A proteção de dados foi alçada à categoria de direito fundamental, consoante expressa previsão contida no art. 5º, LXXIX, da CF. Essa disposição é densificada pela Lei Geral de Proteção de Dados (Lei nº 13.709/2018), a qual, nos termos do seu art. 1º, “dispõe sobre o tratamento de dados pessoais, inclusive nos meios digitais, por pessoa natural ou por pessoa jurídica de direito público ou privado, com o objetivo de proteger os direitos fundamentais de liberdade e de privacidade e o livre desenvolvimento da personalidade da pessoa natural”.

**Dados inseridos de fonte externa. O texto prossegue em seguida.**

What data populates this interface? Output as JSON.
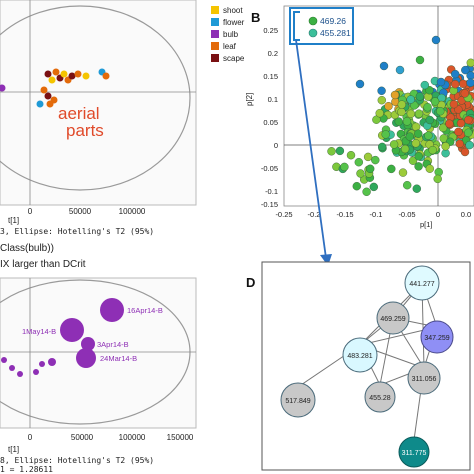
{
  "figure": {
    "panelA": {
      "legend": [
        {
          "label": "shoot",
          "color": "#f5c400"
        },
        {
          "label": "flower",
          "color": "#1f9ad6"
        },
        {
          "label": "bulb",
          "color": "#8e2fb5"
        },
        {
          "label": "leaf",
          "color": "#e36a0a"
        },
        {
          "label": "scape",
          "color": "#7a1012"
        }
      ],
      "annotation_line1": "aerial",
      "annotation_line2": "parts",
      "x_ticks": [
        "0",
        "50000",
        "100000"
      ],
      "x_label": "t[1]",
      "ellipse_caption": "3, Ellipse: Hotelling's T2 (95%)"
    },
    "mid_text1": "Class(bulb))",
    "mid_text2": "IX larger than DCrit",
    "panelC": {
      "labels": [
        "16Apr14-B",
        "1May14-B",
        "3Apr14-B",
        "24Mar14-B"
      ],
      "x_ticks": [
        "0",
        "50000",
        "100000",
        "150000"
      ],
      "x_label": "t[1]",
      "caption1": "8, Ellipse: Hotelling's T2 (95%)",
      "caption2": "1 = 1.28611",
      "color": "#8e2fb5"
    },
    "panelB": {
      "label": "B",
      "legend": [
        {
          "label": "469.26",
          "color": "#3cb043"
        },
        {
          "label": "455.281",
          "color": "#3cbf9a"
        }
      ],
      "y_ticks": [
        "0.25",
        "0.2",
        "0.15",
        "0.1",
        "0.05",
        "0",
        "-0.05",
        "-0.1",
        "-0.15"
      ],
      "x_ticks": [
        "-0.25",
        "-0.2",
        "-0.15",
        "-0.1",
        "-0.05",
        "0",
        "0.0"
      ],
      "y_label": "p[2]",
      "x_label": "p[1]"
    },
    "panelD": {
      "label": "D",
      "nodes": [
        {
          "id": "441.277",
          "color": "#dffaff"
        },
        {
          "id": "469.259",
          "color": "#c8c8c8"
        },
        {
          "id": "347.259",
          "color": "#8f8ff5"
        },
        {
          "id": "483.281",
          "color": "#d9f8ff"
        },
        {
          "id": "311.056",
          "color": "#c8c8c8"
        },
        {
          "id": "455.28",
          "color": "#c8c8c8"
        },
        {
          "id": "517.849",
          "color": "#c8c8c8"
        },
        {
          "id": "311.775",
          "color": "#0e8a8a"
        }
      ]
    }
  }
}
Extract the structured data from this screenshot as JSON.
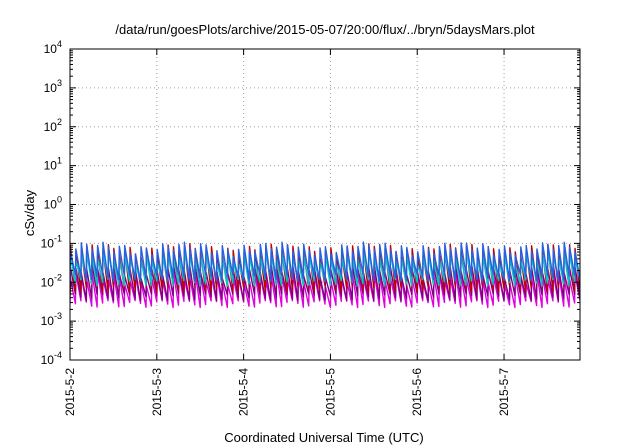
{
  "chart_data": {
    "type": "line",
    "title": "/data/run/goesPlots/archive/2015-05-07/20:00/flux/../bryn/5daysMars.plot",
    "xlabel": "Coordinated Universal Time (UTC)",
    "ylabel": "cSv/day",
    "yscale": "log",
    "ylim": [
      0.0001,
      10000
    ],
    "xlim": [
      "2015-05-02T00:00",
      "2015-05-07T21:00"
    ],
    "grid": true,
    "legend": "none",
    "x_tick_labels": [
      "2015-5-2",
      "2015-5-3",
      "2015-5-4",
      "2015-5-5",
      "2015-5-6",
      "2015-5-7"
    ],
    "y_ticks": [
      {
        "base": "10",
        "exp": "-4"
      },
      {
        "base": "10",
        "exp": "-3"
      },
      {
        "base": "10",
        "exp": "-2"
      },
      {
        "base": "10",
        "exp": "-1"
      },
      {
        "base": "10",
        "exp": "0"
      },
      {
        "base": "10",
        "exp": "1"
      },
      {
        "base": "10",
        "exp": "2"
      },
      {
        "base": "10",
        "exp": "3"
      },
      {
        "base": "10",
        "exp": "4"
      }
    ],
    "sawtooth_period_hours": 1.5,
    "series": [
      {
        "color": "#e000e0",
        "peak": 0.013,
        "trough": 0.0028
      },
      {
        "color": "#800080",
        "peak": 0.02,
        "trough": 0.0042
      },
      {
        "color": "#c00000",
        "peak": 0.07,
        "trough": 0.007
      },
      {
        "color": "#00c8c8",
        "peak": 0.045,
        "trough": 0.01
      },
      {
        "color": "#2860e0",
        "peak": 0.078,
        "trough": 0.013
      }
    ]
  }
}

A referida novel legislação protege, dentre outros, o tratamento de dados pessoais e dados pessoais sensíveis. A primeira categoria corresponde à “informação relacionada a pessoa natural identificada ou identificável”, conforme art. 5º, I, da LGPD. A segunda categoria, por outro lado, consiste no “dado pessoal sobre origem racial ou étnica, convicção religiosa, opinião política, filiação a sindicato ou a organização de caráter religioso, filosófico ou político, dado referente à saúde ou à vida sexual, dado genético ou biométrico, quando vinculado a uma pessoa natural”, a teor do art. 5º, II, da LGPD.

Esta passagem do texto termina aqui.